One female employee in a restaurant in Japan tweeted that she was frequently told not to wear her spectacles because it would appear “rude” and they did not match her traditional kimono.

Also read: Virgin Atlantic updates female dress codes

“If the rules prohibit only women from wearing glasses, this is a discrimination against women,” Kanae Doi, the Japan director at Human Rights Watch, told the Thomson Reuters Foundation last week, it was reported in The Guardian.

According to Kumiko Nemoto, a professor of sociology at Kyoto University, there is a backlash in Japan to these “outdated” policies.

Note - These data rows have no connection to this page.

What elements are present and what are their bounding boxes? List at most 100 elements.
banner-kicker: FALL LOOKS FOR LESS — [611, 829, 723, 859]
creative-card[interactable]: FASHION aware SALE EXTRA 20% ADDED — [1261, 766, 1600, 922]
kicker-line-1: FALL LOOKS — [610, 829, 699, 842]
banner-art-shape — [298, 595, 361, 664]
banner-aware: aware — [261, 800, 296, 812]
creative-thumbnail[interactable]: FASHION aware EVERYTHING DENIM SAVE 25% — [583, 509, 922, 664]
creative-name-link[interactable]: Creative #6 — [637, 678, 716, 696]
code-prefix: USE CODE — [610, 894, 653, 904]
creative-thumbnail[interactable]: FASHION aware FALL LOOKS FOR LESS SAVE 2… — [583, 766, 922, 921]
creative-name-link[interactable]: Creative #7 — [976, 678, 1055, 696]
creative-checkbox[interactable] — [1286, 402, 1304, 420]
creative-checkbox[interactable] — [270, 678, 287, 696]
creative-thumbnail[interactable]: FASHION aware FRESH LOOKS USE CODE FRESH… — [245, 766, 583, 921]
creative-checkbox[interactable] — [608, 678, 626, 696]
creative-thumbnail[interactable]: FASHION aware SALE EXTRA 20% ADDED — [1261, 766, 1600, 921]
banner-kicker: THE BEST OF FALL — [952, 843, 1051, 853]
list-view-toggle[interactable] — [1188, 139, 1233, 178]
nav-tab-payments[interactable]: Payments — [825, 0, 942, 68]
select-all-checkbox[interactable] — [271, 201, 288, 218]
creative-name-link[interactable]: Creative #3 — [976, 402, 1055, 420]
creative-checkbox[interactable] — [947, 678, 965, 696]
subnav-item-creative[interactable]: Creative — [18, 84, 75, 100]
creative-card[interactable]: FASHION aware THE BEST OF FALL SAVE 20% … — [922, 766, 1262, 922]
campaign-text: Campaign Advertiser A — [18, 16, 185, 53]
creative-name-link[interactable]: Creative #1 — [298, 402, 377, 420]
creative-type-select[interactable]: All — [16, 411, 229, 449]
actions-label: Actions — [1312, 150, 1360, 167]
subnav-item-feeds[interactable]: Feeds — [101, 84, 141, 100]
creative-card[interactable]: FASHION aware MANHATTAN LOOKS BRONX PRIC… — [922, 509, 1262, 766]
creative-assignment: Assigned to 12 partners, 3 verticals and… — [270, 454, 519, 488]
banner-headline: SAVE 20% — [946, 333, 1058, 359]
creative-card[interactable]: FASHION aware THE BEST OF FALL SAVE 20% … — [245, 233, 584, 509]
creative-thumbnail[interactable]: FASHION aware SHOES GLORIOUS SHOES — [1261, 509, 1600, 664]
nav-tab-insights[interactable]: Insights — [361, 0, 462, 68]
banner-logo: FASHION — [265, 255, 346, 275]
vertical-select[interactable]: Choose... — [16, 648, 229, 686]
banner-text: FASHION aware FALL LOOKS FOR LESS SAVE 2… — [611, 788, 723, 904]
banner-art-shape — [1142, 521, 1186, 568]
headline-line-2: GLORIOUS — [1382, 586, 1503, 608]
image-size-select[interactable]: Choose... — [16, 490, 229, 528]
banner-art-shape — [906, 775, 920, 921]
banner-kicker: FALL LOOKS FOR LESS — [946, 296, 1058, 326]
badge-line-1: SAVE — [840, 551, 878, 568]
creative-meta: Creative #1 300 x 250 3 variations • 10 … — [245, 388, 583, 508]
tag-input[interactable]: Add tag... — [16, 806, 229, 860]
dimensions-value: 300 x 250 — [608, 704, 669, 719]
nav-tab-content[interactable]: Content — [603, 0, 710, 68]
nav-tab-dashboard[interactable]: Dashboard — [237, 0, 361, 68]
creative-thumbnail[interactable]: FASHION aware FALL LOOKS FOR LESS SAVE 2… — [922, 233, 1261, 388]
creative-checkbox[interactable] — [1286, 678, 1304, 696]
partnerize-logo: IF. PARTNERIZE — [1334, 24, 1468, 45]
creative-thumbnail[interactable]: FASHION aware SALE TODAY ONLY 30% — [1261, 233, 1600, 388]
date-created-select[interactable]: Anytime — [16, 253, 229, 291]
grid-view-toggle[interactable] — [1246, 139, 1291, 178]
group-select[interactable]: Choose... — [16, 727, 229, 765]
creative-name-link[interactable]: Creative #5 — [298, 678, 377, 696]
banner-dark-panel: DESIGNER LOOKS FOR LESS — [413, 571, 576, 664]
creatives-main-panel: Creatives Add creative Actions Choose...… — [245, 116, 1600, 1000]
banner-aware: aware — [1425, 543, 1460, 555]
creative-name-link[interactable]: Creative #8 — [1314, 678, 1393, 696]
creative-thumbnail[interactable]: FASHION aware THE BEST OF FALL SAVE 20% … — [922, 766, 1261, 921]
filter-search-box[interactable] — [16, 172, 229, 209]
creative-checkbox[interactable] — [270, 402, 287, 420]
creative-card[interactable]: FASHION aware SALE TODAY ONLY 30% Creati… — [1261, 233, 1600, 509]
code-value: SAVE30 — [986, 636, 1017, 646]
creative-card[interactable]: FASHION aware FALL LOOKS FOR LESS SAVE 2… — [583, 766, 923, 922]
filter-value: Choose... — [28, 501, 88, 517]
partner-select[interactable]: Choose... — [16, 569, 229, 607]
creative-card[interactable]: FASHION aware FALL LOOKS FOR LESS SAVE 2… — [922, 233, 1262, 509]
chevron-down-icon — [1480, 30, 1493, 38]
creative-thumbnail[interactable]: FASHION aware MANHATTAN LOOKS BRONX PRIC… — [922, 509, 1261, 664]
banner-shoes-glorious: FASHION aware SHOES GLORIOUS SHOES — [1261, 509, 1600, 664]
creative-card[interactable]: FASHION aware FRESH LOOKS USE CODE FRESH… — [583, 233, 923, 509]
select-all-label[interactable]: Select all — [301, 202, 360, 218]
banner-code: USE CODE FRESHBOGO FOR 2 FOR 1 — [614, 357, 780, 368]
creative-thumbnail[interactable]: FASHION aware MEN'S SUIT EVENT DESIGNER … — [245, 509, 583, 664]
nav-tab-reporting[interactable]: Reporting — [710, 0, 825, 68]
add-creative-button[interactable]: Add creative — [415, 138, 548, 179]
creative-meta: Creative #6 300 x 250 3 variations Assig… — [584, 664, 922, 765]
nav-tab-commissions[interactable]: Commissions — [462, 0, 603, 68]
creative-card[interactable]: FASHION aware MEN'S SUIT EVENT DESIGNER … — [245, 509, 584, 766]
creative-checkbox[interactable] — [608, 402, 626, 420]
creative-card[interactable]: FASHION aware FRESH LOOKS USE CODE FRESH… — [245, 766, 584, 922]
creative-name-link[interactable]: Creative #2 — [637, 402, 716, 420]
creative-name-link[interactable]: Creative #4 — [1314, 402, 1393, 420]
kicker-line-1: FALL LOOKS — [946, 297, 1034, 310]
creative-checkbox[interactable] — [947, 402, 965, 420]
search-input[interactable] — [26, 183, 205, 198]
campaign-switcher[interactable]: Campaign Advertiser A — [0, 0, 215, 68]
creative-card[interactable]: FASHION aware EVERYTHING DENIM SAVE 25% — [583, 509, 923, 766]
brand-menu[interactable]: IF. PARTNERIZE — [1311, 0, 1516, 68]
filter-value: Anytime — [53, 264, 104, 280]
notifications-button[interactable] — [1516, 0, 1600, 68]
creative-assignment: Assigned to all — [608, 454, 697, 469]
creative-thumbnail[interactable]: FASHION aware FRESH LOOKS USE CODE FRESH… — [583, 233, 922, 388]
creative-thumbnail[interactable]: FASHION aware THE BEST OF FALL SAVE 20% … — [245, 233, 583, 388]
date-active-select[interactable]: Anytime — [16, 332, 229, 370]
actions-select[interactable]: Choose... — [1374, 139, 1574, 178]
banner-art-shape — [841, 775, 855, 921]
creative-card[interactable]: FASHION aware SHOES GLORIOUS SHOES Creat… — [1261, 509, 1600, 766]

“The reasons why women are not supposed to wear glasses really don't make sense. It’s all about gender. It’s pretty discriminatory,” Nemoto told the BBC.

“It’s not about how women do their work. The company values the women’s appearance as being feminine and that's opposite to someone who wears glasses,” she added.

The discussion follows on from recent workplace controversy in Japan over high heels.

Actor Yumi Ishikawa launched a petition calling for Japan to end dress codes after being forced to wear high heels while she was employed at a funeral parlour. The movement attracted a stream of support and a strong social media following.

According to the latest global gender gap report by the World Economic Forum, Japan was ranked 110 out of 149 countries – well behind other developed countries.